Dispatch groups are a good candidate for all types of queues. You should be wary of using dispatch groups on the main queue if you’re waiting synchronously for the completion of all work.

Dispatching asynchronously to another queue then blocking work using wait is clumsy. Fortunately, there’s a better way.

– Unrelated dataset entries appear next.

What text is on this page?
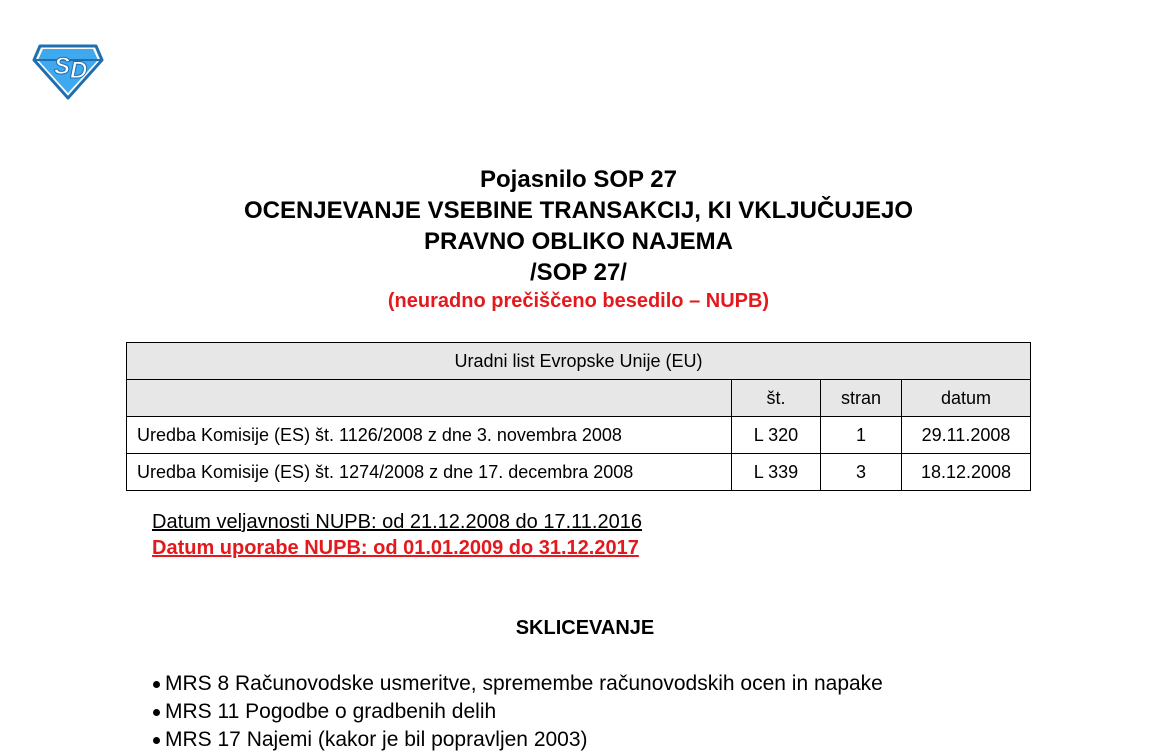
S D
Pojasnilo SOP 27
OCENJEVANJE VSEBINE TRANSAKCIJ, KI VKLJUČUJEJO
PRAVNO OBLIKO NAJEMA
/SOP 27/
(neuradno prečiščeno besedilo – NUPB)
Uradni list Evropske Unije (EU)			
	št.	stran	datum
Uredba Komisije (ES) št. 1126/2008 z dne 3. novembra 2008	L 320	1	29.11.2008
Uredba Komisije (ES) št. 1274/2008 z dne 17. decembra 2008	L 339	3	18.12.2008
Datum veljavnosti NUPB: od 21.12.2008 do 17.11.2016
Datum uporabe NUPB: od 01.01.2009 do 31.12.2017
SKLICEVANJE
MRS 8 Računovodske usmeritve, spremembe računovodskih ocen in napake
MRS 11 Pogodbe o gradbenih delih
MRS 17 Najemi (kakor je bil popravljen 2003)
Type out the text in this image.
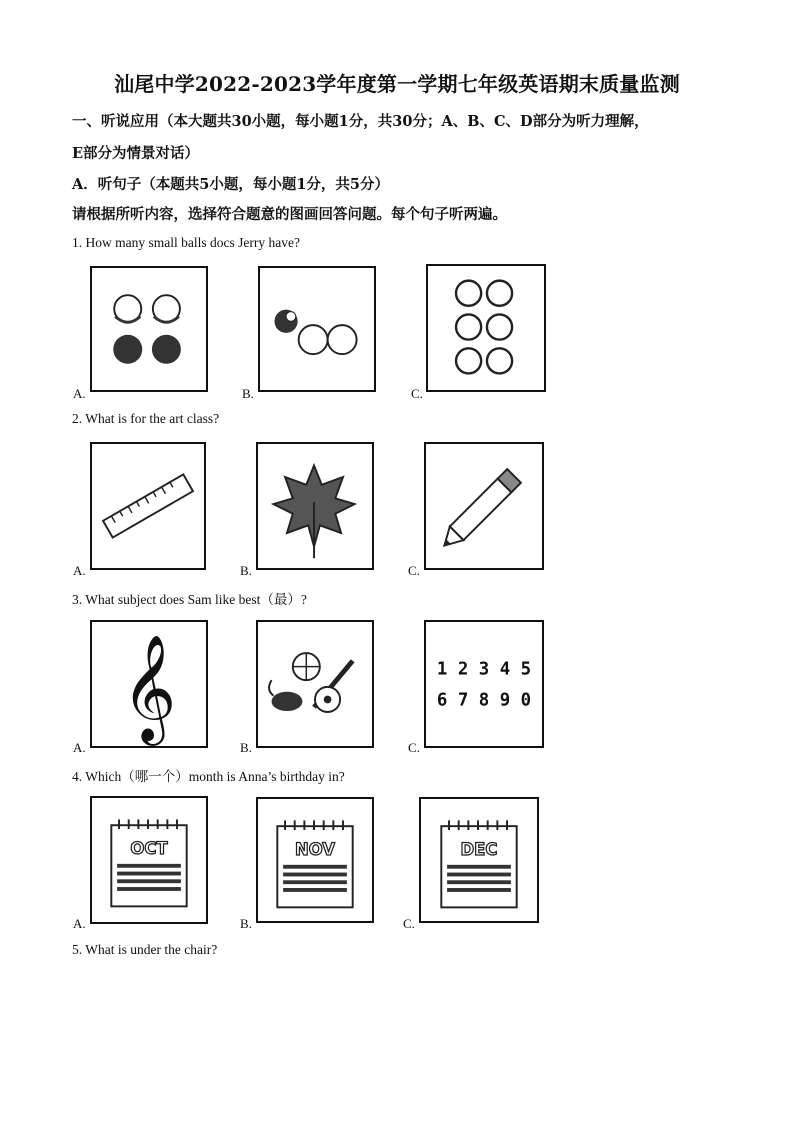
汕尾中学2022-2023学年度第一学期七年级英语期末质量监测
一、听说应用（本大题共30小题，每小题1分，共30分；A、B、C、D部分为听力理解，
E部分为情景对话）
A．听句子（本题共5小题，每小题1分，共5分）
请根据所听内容，选择符合题意的图画回答问题。每个句子听两遍。
1. How many small balls docs Jerry have?
A.	B.	C.
2. What is for the art class?
A.	B.	C.
3. What subject does Sam like best（最）?
𝄞
A.	B.
1 2 3 4 5
6 7 8 9 0
C.
4. Which（哪一个）month is Anna’s birthday in?
OCT
A.
NOV
B.
DEC
C.
5. What is under the chair?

DispatchGroup can instead notify you when all the group’s tasks are complete.

var storedError: NSError?
let downloadGroup = DispatchGroup()

for address in [
  PhotoURLString.overlyAttachedGirlfriend,
  PhotoURLString.successKid,
  PhotoURLString.lotsOfFaces
] {
  guard let url = URL(string: address) else { return }
  downloadGroup.enter()
  let photo = DownloadPhoto(url: url) { _, error in
    storedError = error
    downloadGroup.leave()
  }
  PhotoManager.shared.addPhoto(photo)
}

downloadGroup.notify(queue: DispatchQueue.main) {
  completion?(storedError)
}

Canceling dispatch blocks

You can only cancel a DispatchWorkItem before it reaches the head of a queue and starts executing.

var storedError: NSError?
let downloadGroup = DispatchGroup()
var addresses = [
  PhotoURLString.overlyAttachedGirlfriend,
  PhotoURLString.successKid,
  PhotoURLString.lotsOfFaces
]
addresses += addresses + addresses
var blocks: [DispatchWorkItem] = []

for index in 0..<addresses.count {
  downloadGroup.enter()

  let block = DispatchWorkItem(flags: .inheritQoS) {
    let address = addresses[index]
    guard let url = URL(string: address) else {
      downloadGroup.leave()
      return
    }
    let photo = DownloadPhoto(url: url) { _, error in
      storedError = error
      downloadGroup.leave()
    }
    PhotoManager.shared.addPhoto(photo)
  }
  blocks.append(block)

  DispatchQueue.main.async(execute: block)
}

for block in blocks[3..<blocks.count] {
  let cancel = Bool.random()
  if cancel {
    block.cancel()
    downloadGroup.leave()
  }
}

downloadGroup.notify(queue: DispatchQueue.main) {
  completion?(storedError)
}

Dispatch Sources

Dispatch sources are a C-based mechanism for processing specific types of system events asynchronously. A dispatch source encapsulates information about a particular type of system event and submits a specific block object or function to a dispatch queue whenever that event occurs. You can use dispatch sources to monitor the following types of system events:

• Timers
• Signal handlers
• Descriptor-related events
• Process-related events
• Mach port events
• Custom events that you trigger